Before his Passion, Jesus told Peter “Simon, Simon, behold Satan has demanded to sift all of you like wheat, but I have prayed that your own faith may not fail; and once you have turned back, you must strengthen your brothers” (Luke 22:31–32). When Jesus prayed that Peter’s faith would arise from the ashes of his denial and reinforce the faith of the Church, the Lord assured us he would accomplish it. Jesus promised to make the shifting sands of Peter’s faith into a solid bedrock for the Church.

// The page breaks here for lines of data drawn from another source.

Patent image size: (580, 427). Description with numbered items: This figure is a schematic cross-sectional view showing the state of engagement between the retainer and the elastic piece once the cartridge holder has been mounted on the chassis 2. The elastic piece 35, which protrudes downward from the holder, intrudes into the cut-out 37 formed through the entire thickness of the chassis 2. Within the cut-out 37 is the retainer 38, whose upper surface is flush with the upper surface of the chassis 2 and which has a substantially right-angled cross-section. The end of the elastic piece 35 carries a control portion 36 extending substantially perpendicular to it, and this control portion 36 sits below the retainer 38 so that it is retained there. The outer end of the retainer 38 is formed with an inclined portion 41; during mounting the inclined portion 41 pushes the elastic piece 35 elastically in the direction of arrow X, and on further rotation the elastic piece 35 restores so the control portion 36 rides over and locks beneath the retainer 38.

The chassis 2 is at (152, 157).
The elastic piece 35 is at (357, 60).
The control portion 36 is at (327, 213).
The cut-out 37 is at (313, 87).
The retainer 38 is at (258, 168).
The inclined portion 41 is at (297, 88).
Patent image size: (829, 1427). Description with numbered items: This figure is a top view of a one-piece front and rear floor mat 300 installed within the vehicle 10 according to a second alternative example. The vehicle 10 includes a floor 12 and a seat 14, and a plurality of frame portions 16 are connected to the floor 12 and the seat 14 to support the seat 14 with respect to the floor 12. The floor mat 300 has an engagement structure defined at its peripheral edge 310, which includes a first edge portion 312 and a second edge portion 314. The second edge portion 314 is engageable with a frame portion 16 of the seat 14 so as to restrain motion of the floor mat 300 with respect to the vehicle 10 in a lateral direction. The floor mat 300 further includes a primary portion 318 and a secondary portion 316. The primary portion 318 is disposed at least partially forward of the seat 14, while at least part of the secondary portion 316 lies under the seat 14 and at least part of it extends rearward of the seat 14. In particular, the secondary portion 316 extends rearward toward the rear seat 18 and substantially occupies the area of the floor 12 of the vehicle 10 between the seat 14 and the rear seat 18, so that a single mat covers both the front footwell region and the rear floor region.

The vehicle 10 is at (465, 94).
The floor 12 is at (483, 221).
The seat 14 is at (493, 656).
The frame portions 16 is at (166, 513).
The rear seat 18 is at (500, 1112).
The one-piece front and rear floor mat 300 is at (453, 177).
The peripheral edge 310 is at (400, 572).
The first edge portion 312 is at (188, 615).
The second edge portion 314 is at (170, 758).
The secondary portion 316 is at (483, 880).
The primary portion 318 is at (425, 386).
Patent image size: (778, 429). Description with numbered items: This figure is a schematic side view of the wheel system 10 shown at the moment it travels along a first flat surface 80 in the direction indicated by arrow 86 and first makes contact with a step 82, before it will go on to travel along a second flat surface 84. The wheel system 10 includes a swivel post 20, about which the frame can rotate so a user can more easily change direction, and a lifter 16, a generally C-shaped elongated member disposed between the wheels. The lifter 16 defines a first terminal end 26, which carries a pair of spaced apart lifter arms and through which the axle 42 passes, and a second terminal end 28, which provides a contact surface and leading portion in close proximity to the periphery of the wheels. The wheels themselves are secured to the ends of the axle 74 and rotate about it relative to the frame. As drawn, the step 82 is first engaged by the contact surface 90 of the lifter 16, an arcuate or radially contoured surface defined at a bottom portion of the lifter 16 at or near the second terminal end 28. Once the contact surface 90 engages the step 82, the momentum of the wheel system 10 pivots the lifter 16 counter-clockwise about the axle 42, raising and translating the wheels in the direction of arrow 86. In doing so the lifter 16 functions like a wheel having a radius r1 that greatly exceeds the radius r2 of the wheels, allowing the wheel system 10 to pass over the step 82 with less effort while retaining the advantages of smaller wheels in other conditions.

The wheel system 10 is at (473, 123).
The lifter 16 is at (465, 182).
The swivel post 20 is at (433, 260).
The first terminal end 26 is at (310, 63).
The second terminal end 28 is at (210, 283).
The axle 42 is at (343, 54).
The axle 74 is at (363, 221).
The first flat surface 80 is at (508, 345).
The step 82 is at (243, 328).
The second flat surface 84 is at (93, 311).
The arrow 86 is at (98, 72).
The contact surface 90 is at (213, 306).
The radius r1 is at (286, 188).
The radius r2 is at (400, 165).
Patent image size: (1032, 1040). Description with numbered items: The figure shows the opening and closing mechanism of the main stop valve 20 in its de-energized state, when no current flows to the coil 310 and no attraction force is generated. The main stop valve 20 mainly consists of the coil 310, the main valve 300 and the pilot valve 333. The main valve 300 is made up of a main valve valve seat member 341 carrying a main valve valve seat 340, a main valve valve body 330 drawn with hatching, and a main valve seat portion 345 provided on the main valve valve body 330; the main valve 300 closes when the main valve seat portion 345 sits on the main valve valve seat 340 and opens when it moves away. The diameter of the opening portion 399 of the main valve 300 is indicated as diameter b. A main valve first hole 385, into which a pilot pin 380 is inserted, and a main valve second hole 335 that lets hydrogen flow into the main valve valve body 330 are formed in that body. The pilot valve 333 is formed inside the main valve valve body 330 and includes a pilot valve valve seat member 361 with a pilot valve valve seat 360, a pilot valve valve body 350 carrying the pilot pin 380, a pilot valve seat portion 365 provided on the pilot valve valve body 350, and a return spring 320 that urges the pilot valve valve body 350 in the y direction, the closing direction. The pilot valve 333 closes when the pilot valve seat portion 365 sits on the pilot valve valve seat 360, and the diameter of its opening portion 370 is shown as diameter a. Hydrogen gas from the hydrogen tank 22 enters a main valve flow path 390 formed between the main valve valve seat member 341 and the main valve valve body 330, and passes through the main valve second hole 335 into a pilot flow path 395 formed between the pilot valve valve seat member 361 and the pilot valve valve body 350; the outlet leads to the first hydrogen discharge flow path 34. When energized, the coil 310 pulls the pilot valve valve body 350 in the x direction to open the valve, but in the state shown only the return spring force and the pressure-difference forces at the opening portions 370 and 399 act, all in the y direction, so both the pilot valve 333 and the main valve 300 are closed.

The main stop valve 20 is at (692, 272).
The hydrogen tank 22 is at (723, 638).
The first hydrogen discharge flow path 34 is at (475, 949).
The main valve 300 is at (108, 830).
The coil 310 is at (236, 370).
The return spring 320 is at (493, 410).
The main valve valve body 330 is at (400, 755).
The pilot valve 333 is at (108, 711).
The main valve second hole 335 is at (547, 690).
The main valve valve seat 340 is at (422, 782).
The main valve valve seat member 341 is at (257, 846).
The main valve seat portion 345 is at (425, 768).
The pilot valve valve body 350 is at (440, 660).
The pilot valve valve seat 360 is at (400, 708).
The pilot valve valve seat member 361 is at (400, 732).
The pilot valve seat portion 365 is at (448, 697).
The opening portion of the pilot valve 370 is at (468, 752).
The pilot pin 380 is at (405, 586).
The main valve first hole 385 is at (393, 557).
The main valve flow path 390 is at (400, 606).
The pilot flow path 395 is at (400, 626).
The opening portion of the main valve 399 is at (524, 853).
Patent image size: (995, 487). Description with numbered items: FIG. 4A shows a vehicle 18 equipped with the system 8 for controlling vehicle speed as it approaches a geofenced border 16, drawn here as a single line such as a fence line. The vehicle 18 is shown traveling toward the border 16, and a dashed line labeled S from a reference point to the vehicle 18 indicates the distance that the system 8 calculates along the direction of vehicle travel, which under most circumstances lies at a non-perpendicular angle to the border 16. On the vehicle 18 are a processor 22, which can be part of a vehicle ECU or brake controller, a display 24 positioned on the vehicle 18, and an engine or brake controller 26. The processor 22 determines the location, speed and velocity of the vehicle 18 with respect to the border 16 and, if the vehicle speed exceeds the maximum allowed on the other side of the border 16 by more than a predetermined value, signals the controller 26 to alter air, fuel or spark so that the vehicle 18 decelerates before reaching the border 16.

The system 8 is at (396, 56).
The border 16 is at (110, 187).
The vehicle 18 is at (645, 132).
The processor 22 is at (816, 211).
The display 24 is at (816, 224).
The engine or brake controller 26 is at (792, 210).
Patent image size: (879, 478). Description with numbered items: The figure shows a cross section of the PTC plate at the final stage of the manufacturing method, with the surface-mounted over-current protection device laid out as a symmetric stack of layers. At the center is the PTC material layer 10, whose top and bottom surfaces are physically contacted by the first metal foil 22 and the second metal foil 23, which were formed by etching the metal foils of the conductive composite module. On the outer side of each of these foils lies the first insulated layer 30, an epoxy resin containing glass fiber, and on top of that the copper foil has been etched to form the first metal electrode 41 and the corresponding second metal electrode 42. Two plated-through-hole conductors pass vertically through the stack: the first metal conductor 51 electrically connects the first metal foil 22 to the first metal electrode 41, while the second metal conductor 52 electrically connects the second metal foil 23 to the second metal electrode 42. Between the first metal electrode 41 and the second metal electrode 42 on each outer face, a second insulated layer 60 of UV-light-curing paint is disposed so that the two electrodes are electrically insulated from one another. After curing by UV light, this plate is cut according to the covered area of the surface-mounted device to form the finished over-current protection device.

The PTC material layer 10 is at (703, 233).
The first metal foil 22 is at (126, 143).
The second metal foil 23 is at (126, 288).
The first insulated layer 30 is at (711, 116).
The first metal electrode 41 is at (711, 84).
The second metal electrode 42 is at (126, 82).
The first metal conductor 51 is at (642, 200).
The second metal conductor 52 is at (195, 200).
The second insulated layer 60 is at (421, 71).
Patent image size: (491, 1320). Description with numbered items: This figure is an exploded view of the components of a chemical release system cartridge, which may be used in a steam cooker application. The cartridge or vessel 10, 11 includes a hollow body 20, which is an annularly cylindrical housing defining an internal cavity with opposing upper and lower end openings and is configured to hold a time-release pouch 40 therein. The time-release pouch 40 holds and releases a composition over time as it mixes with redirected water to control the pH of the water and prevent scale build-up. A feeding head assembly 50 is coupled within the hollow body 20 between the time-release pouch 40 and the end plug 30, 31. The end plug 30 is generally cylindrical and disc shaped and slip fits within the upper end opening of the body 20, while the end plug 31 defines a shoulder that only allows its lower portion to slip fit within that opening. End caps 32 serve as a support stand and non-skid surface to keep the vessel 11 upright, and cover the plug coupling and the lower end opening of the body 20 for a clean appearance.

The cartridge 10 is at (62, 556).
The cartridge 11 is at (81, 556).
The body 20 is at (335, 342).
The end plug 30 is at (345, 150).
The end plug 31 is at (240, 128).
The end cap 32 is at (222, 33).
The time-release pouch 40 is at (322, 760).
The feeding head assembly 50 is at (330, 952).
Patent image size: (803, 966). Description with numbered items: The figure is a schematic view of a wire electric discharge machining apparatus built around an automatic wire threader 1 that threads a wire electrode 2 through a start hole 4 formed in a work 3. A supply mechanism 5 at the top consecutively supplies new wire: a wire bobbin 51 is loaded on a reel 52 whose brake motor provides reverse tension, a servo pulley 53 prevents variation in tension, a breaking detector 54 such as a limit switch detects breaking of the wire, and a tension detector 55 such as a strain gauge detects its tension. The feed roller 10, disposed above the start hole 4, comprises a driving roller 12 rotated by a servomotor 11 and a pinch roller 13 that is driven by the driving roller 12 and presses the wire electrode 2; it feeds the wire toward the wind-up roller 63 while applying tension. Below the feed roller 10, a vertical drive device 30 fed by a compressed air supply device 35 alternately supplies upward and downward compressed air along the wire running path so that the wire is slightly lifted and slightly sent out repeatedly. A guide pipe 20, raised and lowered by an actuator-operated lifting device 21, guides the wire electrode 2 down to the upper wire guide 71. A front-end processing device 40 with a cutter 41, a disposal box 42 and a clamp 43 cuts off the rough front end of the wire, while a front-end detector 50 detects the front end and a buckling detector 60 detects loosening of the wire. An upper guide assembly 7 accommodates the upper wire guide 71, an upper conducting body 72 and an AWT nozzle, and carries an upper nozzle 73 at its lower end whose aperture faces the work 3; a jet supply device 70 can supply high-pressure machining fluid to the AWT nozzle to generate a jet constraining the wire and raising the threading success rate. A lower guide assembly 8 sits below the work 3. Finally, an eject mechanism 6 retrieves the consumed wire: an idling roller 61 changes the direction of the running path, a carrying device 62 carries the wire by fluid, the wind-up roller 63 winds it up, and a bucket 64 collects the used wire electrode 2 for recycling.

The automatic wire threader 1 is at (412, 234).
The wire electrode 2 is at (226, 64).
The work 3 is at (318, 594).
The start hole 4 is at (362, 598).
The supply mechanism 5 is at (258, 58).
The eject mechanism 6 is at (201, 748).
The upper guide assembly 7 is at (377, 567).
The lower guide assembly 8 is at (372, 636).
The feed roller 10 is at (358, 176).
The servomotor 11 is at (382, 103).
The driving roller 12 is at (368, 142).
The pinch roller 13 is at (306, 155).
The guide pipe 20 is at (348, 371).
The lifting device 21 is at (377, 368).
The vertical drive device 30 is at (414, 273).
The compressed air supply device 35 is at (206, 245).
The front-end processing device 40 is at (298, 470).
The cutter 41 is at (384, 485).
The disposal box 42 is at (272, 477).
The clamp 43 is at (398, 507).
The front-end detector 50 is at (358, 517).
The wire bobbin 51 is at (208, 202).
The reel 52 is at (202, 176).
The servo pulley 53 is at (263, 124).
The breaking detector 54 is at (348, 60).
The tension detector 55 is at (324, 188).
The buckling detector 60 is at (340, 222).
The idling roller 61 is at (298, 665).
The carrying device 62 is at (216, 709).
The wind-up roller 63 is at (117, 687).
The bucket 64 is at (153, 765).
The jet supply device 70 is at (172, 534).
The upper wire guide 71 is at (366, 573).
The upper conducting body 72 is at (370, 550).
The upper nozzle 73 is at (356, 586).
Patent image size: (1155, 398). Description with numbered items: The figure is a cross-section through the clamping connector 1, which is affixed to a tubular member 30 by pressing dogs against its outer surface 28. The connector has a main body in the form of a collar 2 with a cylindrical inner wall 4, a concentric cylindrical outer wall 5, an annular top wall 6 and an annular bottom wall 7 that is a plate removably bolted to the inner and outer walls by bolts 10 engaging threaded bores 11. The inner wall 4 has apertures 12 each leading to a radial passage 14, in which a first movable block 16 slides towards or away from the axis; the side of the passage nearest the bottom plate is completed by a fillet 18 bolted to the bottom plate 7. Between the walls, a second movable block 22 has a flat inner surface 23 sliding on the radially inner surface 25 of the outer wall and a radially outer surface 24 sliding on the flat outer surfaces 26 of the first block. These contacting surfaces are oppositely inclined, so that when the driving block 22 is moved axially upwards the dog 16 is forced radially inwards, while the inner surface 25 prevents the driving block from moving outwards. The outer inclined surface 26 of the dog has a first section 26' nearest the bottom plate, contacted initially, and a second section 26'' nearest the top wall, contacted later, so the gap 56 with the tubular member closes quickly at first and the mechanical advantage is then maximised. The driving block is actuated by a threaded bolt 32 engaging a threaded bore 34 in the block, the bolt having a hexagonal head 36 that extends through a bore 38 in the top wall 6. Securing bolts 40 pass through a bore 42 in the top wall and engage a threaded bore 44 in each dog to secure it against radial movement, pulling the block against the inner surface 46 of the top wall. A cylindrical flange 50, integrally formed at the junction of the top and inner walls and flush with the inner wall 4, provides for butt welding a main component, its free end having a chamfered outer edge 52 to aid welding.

That promise of Christ holds good for all the popes from Peter to Francis. Their ability to steady the faith of others doesn’t depend on the strength of their own wisdom but on the word of Christ. Even if the chair seems to wobble—as during the Renaissance, for example—the office of the pope has never given way to error about God. We see this exemplified in the life of Peter, the first pope. He could fortify his brothers because he didn’t just follow what he wanted or thought right. Instead, he was open to being led where he did not initially want to go, stretching out his hands to be led by Christ (John 21:15–19). Saved from the waters of doubt and disbelief he can reach out his own hand to strengthen his brothers and secure their faith. Regardless of who is pope, it is Christ who stretches out the pope’s hand to draw us to know and love God.
Dominican priest and theologian Father Antonin Gilbert Sertillanges once wrote, “Towards Rome ever goes the road of the heart and the mind; it can always be traversed; the true faithful traverse it daily.” We go to Peter to find Christ. He leads us to know and believe in him, not as the world thinks of him—“Who do men say that the Son of man is?” (Matt 16:13)—but as he really is. This is why we celebrate Peter’s chair. We don’t have to fear the embarrassment of this chair collapsing beneath the weight of confused ideologies and worldly distortions. When our hearts and minds traverse the way to Rome, they can settle down secure.